Dublin hurler Paul Ryan on drug testers, juggling work and GAA and being a FIFA king
There's always time for a computer game
Paul Ryan is a busy man but he still finds time to beat Paul Schutte at Fifa. The self proclaimed 'King of Fifa' sat down with us on Thursday in Parnell Park just two weeks before Dublin face Galway in the Leinster Championship revealing that the computer game is his favourite way to de-stress.
He also chatted about new rules on drug testing for GAA players, while the Ballyboden man also reflects on the Allianz League collapse to Cork last month.
The GAA drugs scandal is a massive story – have you spoken to team-mates much about it?
'You have to be so careful with what you're taking. Chris Thompson is our doctor and it's something he puts a massive emphasis on, whether it's a Solpadeine or whatever. They're all banned these days so you're better off staying away from them.
'You could say it's nearly overdone with amateur sports but at the same time it's there and you have to abide by it. I've been tested twice – I'd be fairly relaxed so it didn't bother me because I knew I wasn't guilty so I was alright. The second time when your man came in I said 'random lads is it?' (laughing). But I can't see how a Solpadeine or a Neurofen would enhance your performance.'
'It's something I wouldn't think is rampant in the GAA at all or I'd hope it isn't anyway. If they bring in blood testing then I suppose we'll have to do it.'
Is there any truth that Ger Cunningham has really pushed Dublin's fitness this year?
'I only talked to Ger about this the other day. We all thought Ger was a mad man for fitness but he's a pure hurling man as well behind the scenes. It's all extremely good coaching. He's great at making little tweaks to your game, even something as simple as the way you're holding the hurl, just to tweak it. He's very good that way. He's focused on quick ball and being a bit more calm on the ball.'
Do you think that coaching in Dublin's underage set up has changed since your time?
'I've seen a lot of club games and younger lads are a lot more skilful these days. When I was coming up through there was a lot of focus on fitness and that was how we were going to beat teams. It's very different now and we're as skilful as any other county. Ger wants to bring that to our game.'
Why do you think it seems to be all footballers and not hurlers giving up their work to concentrate more on GAA?
'I remember in 2011 when we were beginning to make some strides I was in college and I was struggling to keep even my study and my sport together. And now I wouldn't say it's impossible but there isn't much room for anything else. I don't know anyone who's given up their jobs but you wouldn't do it unless you loved it. I think everyone tries to juggle as best they can. There's something special about the GAA.'
Is there any tension between you and David Treacy to be Dublin's free-taker?
'I dunno, it's great to have a bit of competition and it's whatever Ger decides coming into Championship. There's more aspects to both our games than just frees so I don't think it should matter who takes the frees.'
Have you had much chance to try the new hurling penalty?
'It started off with three on the line and now it's one on the line.
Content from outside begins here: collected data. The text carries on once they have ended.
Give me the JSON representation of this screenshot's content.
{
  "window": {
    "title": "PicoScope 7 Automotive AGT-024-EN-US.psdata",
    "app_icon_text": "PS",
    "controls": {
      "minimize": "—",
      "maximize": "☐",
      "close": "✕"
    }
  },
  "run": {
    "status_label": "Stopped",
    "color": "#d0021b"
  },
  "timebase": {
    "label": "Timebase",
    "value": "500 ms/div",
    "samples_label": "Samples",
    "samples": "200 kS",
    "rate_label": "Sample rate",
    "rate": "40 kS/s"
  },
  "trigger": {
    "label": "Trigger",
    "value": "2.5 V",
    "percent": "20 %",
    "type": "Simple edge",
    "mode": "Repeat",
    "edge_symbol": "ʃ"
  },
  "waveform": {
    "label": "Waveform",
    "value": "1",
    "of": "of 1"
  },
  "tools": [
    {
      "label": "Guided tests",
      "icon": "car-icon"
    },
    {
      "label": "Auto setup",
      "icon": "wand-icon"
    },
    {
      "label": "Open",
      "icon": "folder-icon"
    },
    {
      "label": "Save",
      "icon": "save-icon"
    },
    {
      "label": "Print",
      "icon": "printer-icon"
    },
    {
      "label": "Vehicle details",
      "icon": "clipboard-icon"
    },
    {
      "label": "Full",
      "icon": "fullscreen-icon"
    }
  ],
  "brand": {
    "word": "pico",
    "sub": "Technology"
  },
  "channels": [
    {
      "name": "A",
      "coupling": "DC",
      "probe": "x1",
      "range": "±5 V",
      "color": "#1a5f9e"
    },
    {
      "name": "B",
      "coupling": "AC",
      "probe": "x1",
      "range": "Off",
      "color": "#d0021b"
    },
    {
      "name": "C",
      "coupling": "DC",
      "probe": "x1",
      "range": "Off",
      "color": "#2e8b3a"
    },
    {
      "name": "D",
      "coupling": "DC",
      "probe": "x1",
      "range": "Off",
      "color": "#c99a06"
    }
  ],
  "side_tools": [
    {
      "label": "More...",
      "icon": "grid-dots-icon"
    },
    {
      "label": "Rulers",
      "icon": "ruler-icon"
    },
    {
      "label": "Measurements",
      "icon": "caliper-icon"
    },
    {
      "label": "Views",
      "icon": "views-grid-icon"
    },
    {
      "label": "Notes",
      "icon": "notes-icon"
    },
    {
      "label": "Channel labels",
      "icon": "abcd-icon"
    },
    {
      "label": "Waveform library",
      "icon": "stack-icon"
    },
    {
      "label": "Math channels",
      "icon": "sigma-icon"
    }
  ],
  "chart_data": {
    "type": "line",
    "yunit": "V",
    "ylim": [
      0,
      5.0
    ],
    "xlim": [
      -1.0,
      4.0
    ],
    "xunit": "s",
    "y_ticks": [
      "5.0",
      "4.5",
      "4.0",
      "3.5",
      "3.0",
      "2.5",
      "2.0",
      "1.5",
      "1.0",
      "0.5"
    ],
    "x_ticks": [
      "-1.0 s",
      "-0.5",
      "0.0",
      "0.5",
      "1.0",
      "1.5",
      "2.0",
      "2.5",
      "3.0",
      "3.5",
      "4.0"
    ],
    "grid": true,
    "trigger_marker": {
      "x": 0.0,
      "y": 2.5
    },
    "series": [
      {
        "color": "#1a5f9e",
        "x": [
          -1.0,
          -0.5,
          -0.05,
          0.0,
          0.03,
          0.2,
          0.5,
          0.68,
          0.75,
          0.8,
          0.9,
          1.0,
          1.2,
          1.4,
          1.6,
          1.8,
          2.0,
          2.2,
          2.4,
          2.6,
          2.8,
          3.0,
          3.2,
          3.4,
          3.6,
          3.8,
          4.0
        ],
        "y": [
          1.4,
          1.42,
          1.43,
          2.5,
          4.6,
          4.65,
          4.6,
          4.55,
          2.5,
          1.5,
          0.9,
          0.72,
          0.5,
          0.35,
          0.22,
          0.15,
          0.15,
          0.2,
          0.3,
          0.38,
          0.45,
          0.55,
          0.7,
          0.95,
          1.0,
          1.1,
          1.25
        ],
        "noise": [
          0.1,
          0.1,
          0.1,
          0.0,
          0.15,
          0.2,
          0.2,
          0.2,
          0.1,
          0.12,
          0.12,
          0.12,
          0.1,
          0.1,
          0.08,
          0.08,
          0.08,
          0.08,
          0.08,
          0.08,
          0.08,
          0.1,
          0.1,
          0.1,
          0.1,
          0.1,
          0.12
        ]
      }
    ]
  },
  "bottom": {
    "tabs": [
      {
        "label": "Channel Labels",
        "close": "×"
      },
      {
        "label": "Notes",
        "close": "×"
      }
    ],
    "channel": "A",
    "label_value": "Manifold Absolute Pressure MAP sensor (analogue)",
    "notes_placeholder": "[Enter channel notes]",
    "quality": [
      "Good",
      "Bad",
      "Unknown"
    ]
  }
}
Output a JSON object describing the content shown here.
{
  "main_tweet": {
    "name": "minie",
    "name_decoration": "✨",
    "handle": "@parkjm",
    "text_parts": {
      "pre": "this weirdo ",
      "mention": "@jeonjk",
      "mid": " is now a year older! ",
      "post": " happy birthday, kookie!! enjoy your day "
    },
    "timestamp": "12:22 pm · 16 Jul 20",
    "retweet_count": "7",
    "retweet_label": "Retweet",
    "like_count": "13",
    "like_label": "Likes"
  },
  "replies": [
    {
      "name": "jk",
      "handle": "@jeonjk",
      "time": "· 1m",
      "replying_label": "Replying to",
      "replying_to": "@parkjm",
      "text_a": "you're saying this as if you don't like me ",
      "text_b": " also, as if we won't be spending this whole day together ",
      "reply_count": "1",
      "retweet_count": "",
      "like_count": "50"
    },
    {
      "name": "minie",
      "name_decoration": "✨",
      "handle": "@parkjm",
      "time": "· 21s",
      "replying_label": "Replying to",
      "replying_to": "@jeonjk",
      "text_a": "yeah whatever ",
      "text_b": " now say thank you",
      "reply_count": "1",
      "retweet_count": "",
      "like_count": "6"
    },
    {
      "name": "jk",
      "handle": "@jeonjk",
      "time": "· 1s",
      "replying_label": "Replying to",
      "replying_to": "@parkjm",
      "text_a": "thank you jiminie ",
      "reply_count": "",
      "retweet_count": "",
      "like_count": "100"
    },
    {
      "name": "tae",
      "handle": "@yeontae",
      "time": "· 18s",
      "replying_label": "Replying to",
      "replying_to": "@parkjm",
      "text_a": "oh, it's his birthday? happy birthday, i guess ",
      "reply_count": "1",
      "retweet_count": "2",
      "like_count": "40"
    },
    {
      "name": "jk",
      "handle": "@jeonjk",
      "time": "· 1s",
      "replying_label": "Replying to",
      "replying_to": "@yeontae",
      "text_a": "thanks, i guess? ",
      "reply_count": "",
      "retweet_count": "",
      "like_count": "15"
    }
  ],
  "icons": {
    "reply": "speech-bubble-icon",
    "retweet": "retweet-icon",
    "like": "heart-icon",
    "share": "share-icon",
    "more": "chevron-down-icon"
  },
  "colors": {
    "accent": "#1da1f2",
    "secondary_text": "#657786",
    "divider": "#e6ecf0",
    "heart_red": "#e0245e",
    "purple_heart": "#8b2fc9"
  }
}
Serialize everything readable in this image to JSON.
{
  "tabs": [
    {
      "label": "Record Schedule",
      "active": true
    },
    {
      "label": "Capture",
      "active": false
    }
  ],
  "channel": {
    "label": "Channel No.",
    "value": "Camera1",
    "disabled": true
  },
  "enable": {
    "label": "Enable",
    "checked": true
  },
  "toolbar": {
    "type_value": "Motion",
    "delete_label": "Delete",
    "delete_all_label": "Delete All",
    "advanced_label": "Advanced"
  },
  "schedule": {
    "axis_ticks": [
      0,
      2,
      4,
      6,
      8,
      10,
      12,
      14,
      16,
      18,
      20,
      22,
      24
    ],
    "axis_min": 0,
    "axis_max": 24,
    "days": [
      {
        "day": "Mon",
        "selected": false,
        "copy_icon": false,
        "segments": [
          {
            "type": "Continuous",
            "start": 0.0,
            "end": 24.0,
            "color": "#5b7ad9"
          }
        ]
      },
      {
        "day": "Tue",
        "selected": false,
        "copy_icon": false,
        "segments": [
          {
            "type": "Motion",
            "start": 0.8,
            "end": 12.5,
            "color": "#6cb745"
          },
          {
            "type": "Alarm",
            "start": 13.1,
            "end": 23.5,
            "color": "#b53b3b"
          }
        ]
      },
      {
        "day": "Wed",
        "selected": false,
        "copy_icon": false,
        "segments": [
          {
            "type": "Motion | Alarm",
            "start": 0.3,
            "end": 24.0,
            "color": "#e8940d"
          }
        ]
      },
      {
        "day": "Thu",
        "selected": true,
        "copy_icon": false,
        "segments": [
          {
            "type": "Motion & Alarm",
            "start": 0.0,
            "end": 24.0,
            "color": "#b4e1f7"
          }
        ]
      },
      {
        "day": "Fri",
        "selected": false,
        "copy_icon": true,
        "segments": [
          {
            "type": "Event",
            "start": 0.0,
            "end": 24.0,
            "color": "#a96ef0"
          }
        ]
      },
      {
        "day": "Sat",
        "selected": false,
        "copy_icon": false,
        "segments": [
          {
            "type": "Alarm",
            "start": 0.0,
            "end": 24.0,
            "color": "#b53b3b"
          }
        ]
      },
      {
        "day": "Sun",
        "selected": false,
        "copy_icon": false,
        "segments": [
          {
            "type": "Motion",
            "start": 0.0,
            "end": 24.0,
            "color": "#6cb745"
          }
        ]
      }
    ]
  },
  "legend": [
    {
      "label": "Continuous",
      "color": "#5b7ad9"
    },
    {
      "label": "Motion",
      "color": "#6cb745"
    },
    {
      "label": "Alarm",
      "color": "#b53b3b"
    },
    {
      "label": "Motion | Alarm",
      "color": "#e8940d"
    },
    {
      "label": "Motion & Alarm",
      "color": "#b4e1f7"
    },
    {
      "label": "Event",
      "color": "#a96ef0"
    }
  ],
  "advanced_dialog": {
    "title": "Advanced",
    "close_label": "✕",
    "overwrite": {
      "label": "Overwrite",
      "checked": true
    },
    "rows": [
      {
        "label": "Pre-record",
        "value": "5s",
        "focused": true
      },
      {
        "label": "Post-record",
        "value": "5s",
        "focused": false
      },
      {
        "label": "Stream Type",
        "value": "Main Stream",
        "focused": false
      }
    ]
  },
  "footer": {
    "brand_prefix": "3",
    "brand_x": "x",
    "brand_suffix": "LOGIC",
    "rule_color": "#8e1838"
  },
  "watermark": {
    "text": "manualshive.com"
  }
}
It's something I practice a lot so you could say that it's easier with one on the line.'
'It is hard to replicate the same atmosphere and pressure in training but me and David Treacy practice them and it's good to have someone to practice with. We try and almost put each other off as well as we can.'
What have Dublin learned from the collapse to Cork?
'We started well and we just need to learn how to finish out games. I thought we'd hurled very well against Cork and we need to bring that into the Championship – the ability to finish games strong.
The game was talked about for about a week and we didn't want to dwell on it. Personally I'd like a quick turnover and the four-week wait to play Galway isn't too bad.'
Are Galway a side that it's almost impossible to prepare for because they're so inconsistent?
'It always seems to be a good game with them. Any time we play them you never know what they're going to bring – they're a fine side. They almost beat Kilkenny in the All-Ireland. Some might say they are underachievers but you just can't take them for granted.'
'I'm sure knowing exactly who we're facing in the Championship does makes analysis a little bit easier for management. We can't control on how Galway play but we can set up slightly differently but we'll concentrate on us.'
What's the Paul Ryan secret to relaxing?
'I might have struggled with a lack of a social life when I started out but now it's an everyday thing and you just get used to it. I am actually the Fifa king in the team. Paul Schutte is the worst and you can print that!'
Paul Ryan was speaking to SportsJOE at today's AIG launch of their Pupil Protector Insurance Plan in Partnership with JF Dunne Insurances in Parnell Park.